Мурасаки Мак-Брайд в упор смотрела на Спиро. Траектория направления света сместилась вниз, и лицо ее было наполовину в тени, но Спиро видел, что она улыбается. Лицо было мягкое, как созревший плод, и по губам блуждала безотчетная улыбка, заставившая его вдруг задохнуться при мысли, что… может быть… и она…
Нет, сурово одернул он сам себя. Скорее всего, ей просто понравился мой рассказ. И Мурасаки тут же заговорила.
— Я с большим удовольствием слушаю вашу историю, — мечтательно произнесла она, и Спиро вздохнул.

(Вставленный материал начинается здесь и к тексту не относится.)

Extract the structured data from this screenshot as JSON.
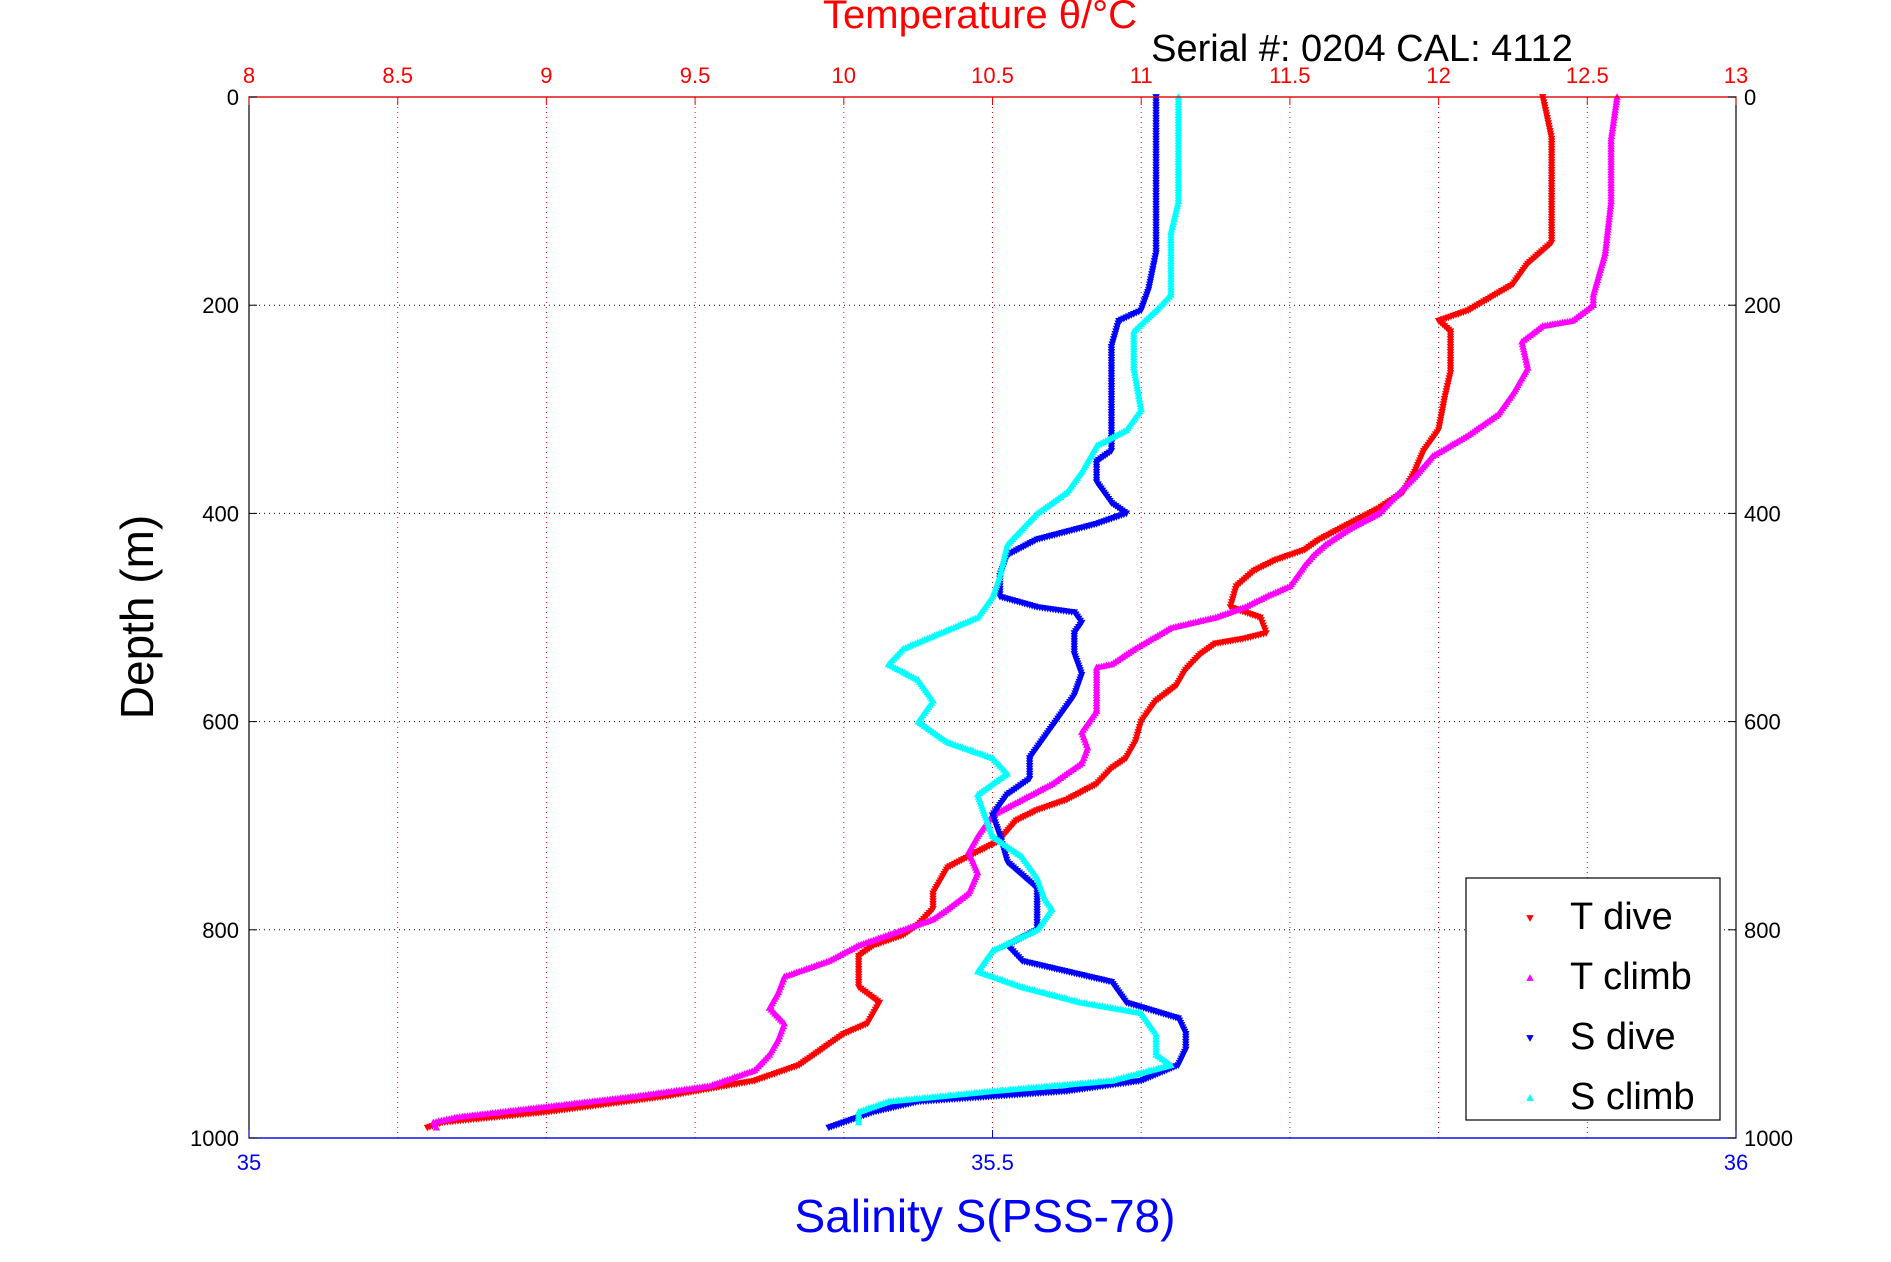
{
  "chart_data": {
    "type": "scatter",
    "title": "Temperature θ/°C",
    "subtitle": "Serial #: 0204  CAL: 4112",
    "ylabel": "Depth (m)",
    "xlabel_bottom": "Salinity S(PSS-78)",
    "xlabel_top": "Temperature θ/°C",
    "y_reversed": true,
    "ylim": [
      0,
      1000
    ],
    "x_top_lim": [
      8,
      13
    ],
    "x_bottom_lim": [
      35,
      36
    ],
    "grid": true,
    "legend_position": "bottom-right",
    "x_top_ticks": [
      "8",
      "8.5",
      "9",
      "9.5",
      "10",
      "10.5",
      "11",
      "11.5",
      "12",
      "12.5",
      "13"
    ],
    "x_bottom_ticks": [
      "35",
      "35.5",
      "36"
    ],
    "y_ticks": [
      "0",
      "200",
      "400",
      "600",
      "800",
      "1000"
    ],
    "colors": {
      "temperature_axis": "#ff0000",
      "salinity_axis": "#0000ff",
      "grid_vertical": "#ff0000",
      "grid_horizontal": "#000000"
    },
    "series": [
      {
        "name": "T dive",
        "axis": "temperature",
        "color": "#ff0000",
        "marker": "down-triangle",
        "points": [
          [
            12.35,
            0
          ],
          [
            12.38,
            40
          ],
          [
            12.38,
            100
          ],
          [
            12.38,
            140
          ],
          [
            12.3,
            160
          ],
          [
            12.25,
            180
          ],
          [
            12.1,
            205
          ],
          [
            12.0,
            215
          ],
          [
            12.04,
            225
          ],
          [
            12.04,
            245
          ],
          [
            12.04,
            265
          ],
          [
            12.02,
            290
          ],
          [
            12.0,
            320
          ],
          [
            11.95,
            340
          ],
          [
            11.92,
            360
          ],
          [
            11.88,
            380
          ],
          [
            11.8,
            395
          ],
          [
            11.7,
            410
          ],
          [
            11.6,
            425
          ],
          [
            11.55,
            435
          ],
          [
            11.45,
            445
          ],
          [
            11.38,
            455
          ],
          [
            11.32,
            470
          ],
          [
            11.3,
            490
          ],
          [
            11.4,
            500
          ],
          [
            11.42,
            515
          ],
          [
            11.35,
            520
          ],
          [
            11.25,
            525
          ],
          [
            11.2,
            535
          ],
          [
            11.15,
            550
          ],
          [
            11.12,
            565
          ],
          [
            11.05,
            580
          ],
          [
            11.0,
            600
          ],
          [
            10.98,
            620
          ],
          [
            10.95,
            635
          ],
          [
            10.9,
            645
          ],
          [
            10.85,
            660
          ],
          [
            10.75,
            675
          ],
          [
            10.65,
            685
          ],
          [
            10.58,
            695
          ],
          [
            10.52,
            715
          ],
          [
            10.45,
            725
          ],
          [
            10.35,
            740
          ],
          [
            10.3,
            765
          ],
          [
            10.3,
            780
          ],
          [
            10.25,
            795
          ],
          [
            10.2,
            805
          ],
          [
            10.1,
            815
          ],
          [
            10.05,
            825
          ],
          [
            10.05,
            840
          ],
          [
            10.05,
            855
          ],
          [
            10.12,
            870
          ],
          [
            10.08,
            890
          ],
          [
            10.0,
            900
          ],
          [
            9.95,
            910
          ],
          [
            9.9,
            920
          ],
          [
            9.85,
            930
          ],
          [
            9.7,
            945
          ],
          [
            9.4,
            960
          ],
          [
            9.0,
            975
          ],
          [
            8.65,
            985
          ],
          [
            8.6,
            990
          ]
        ]
      },
      {
        "name": "T climb",
        "axis": "temperature",
        "color": "#ff00ff",
        "marker": "up-triangle",
        "points": [
          [
            12.6,
            0
          ],
          [
            12.58,
            40
          ],
          [
            12.58,
            100
          ],
          [
            12.56,
            150
          ],
          [
            12.52,
            190
          ],
          [
            12.52,
            200
          ],
          [
            12.45,
            215
          ],
          [
            12.35,
            220
          ],
          [
            12.28,
            235
          ],
          [
            12.3,
            260
          ],
          [
            12.25,
            285
          ],
          [
            12.2,
            305
          ],
          [
            12.1,
            325
          ],
          [
            11.98,
            345
          ],
          [
            11.92,
            365
          ],
          [
            11.85,
            385
          ],
          [
            11.8,
            400
          ],
          [
            11.7,
            415
          ],
          [
            11.62,
            430
          ],
          [
            11.58,
            440
          ],
          [
            11.55,
            450
          ],
          [
            11.5,
            470
          ],
          [
            11.42,
            480
          ],
          [
            11.35,
            490
          ],
          [
            11.25,
            500
          ],
          [
            11.1,
            510
          ],
          [
            10.98,
            530
          ],
          [
            10.9,
            545
          ],
          [
            10.85,
            548
          ],
          [
            10.85,
            570
          ],
          [
            10.85,
            590
          ],
          [
            10.8,
            610
          ],
          [
            10.82,
            625
          ],
          [
            10.8,
            640
          ],
          [
            10.7,
            660
          ],
          [
            10.6,
            675
          ],
          [
            10.5,
            690
          ],
          [
            10.45,
            710
          ],
          [
            10.42,
            725
          ],
          [
            10.45,
            745
          ],
          [
            10.42,
            765
          ],
          [
            10.35,
            780
          ],
          [
            10.3,
            790
          ],
          [
            10.2,
            800
          ],
          [
            10.05,
            815
          ],
          [
            9.95,
            830
          ],
          [
            9.8,
            845
          ],
          [
            9.78,
            860
          ],
          [
            9.75,
            875
          ],
          [
            9.8,
            890
          ],
          [
            9.78,
            905
          ],
          [
            9.75,
            920
          ],
          [
            9.7,
            935
          ],
          [
            9.55,
            950
          ],
          [
            9.3,
            960
          ],
          [
            9.0,
            970
          ],
          [
            8.7,
            980
          ],
          [
            8.62,
            985
          ],
          [
            8.63,
            990
          ]
        ]
      },
      {
        "name": "S dive",
        "axis": "salinity",
        "color": "#0000ff",
        "marker": "down-triangle",
        "points": [
          [
            35.61,
            0
          ],
          [
            35.61,
            50
          ],
          [
            35.61,
            100
          ],
          [
            35.61,
            150
          ],
          [
            35.605,
            185
          ],
          [
            35.6,
            205
          ],
          [
            35.585,
            215
          ],
          [
            35.58,
            240
          ],
          [
            35.58,
            280
          ],
          [
            35.58,
            320
          ],
          [
            35.58,
            340
          ],
          [
            35.57,
            350
          ],
          [
            35.57,
            370
          ],
          [
            35.58,
            390
          ],
          [
            35.59,
            400
          ],
          [
            35.57,
            410
          ],
          [
            35.53,
            425
          ],
          [
            35.51,
            440
          ],
          [
            35.505,
            460
          ],
          [
            35.505,
            480
          ],
          [
            35.53,
            490
          ],
          [
            35.555,
            495
          ],
          [
            35.56,
            505
          ],
          [
            35.555,
            515
          ],
          [
            35.555,
            535
          ],
          [
            35.56,
            555
          ],
          [
            35.555,
            575
          ],
          [
            35.545,
            595
          ],
          [
            35.535,
            615
          ],
          [
            35.525,
            635
          ],
          [
            35.525,
            655
          ],
          [
            35.51,
            670
          ],
          [
            35.5,
            690
          ],
          [
            35.505,
            710
          ],
          [
            35.51,
            735
          ],
          [
            35.53,
            760
          ],
          [
            35.53,
            780
          ],
          [
            35.53,
            800
          ],
          [
            35.51,
            815
          ],
          [
            35.52,
            830
          ],
          [
            35.55,
            840
          ],
          [
            35.58,
            850
          ],
          [
            35.59,
            870
          ],
          [
            35.625,
            885
          ],
          [
            35.63,
            900
          ],
          [
            35.63,
            915
          ],
          [
            35.625,
            930
          ],
          [
            35.6,
            945
          ],
          [
            35.55,
            955
          ],
          [
            35.45,
            965
          ],
          [
            35.42,
            975
          ],
          [
            35.4,
            985
          ],
          [
            35.39,
            990
          ]
        ]
      },
      {
        "name": "S climb",
        "axis": "salinity",
        "color": "#00ffff",
        "marker": "up-triangle",
        "points": [
          [
            35.625,
            0
          ],
          [
            35.625,
            50
          ],
          [
            35.625,
            100
          ],
          [
            35.62,
            130
          ],
          [
            35.62,
            160
          ],
          [
            35.62,
            190
          ],
          [
            35.61,
            205
          ],
          [
            35.595,
            225
          ],
          [
            35.595,
            260
          ],
          [
            35.6,
            300
          ],
          [
            35.59,
            320
          ],
          [
            35.57,
            335
          ],
          [
            35.56,
            360
          ],
          [
            35.55,
            380
          ],
          [
            35.53,
            400
          ],
          [
            35.51,
            430
          ],
          [
            35.505,
            460
          ],
          [
            35.5,
            480
          ],
          [
            35.49,
            500
          ],
          [
            35.44,
            530
          ],
          [
            35.43,
            545
          ],
          [
            35.45,
            560
          ],
          [
            35.46,
            580
          ],
          [
            35.45,
            600
          ],
          [
            35.47,
            620
          ],
          [
            35.5,
            635
          ],
          [
            35.51,
            650
          ],
          [
            35.49,
            670
          ],
          [
            35.495,
            690
          ],
          [
            35.5,
            710
          ],
          [
            35.52,
            730
          ],
          [
            35.53,
            750
          ],
          [
            35.535,
            770
          ],
          [
            35.54,
            780
          ],
          [
            35.53,
            800
          ],
          [
            35.5,
            820
          ],
          [
            35.49,
            840
          ],
          [
            35.52,
            855
          ],
          [
            35.56,
            870
          ],
          [
            35.6,
            880
          ],
          [
            35.61,
            900
          ],
          [
            35.61,
            920
          ],
          [
            35.62,
            930
          ],
          [
            35.58,
            945
          ],
          [
            35.5,
            955
          ],
          [
            35.43,
            965
          ],
          [
            35.41,
            975
          ],
          [
            35.41,
            985
          ]
        ]
      }
    ]
  }
}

На улице, под окном, гнулись, касаясь земли под порывами раннеосеннего ветра (но не ломаясь), ветви плакучих ив. Прохожие, с развевающимися на ветру волосами, с трудом проталкивались по узким, забитым спешащей толпой тротуарам: служащие в строгих синих костюмах, школьницы в полосатых матросках, мальчишки-разносчики в белых фуражках и высоких башмаках на деревянной подошве, одной рукой с жонглерской ловкостью удерживающие стопку мисок с горячей лапшой или
— Скрип в обеих руках, — пробормотала Мурасаки Мак-Брайд, глядя на эту картинку. Играя словами, она переиначила знаменитую японскую метафору «цветы в обеих руках», и, разгадав это, Спиро сообщнически кивнул, а потом снова погрузился в себя, и его мысли скакнули к моменту, когда он в первый раз осознал, что влюблен в свою легендарную патронессу.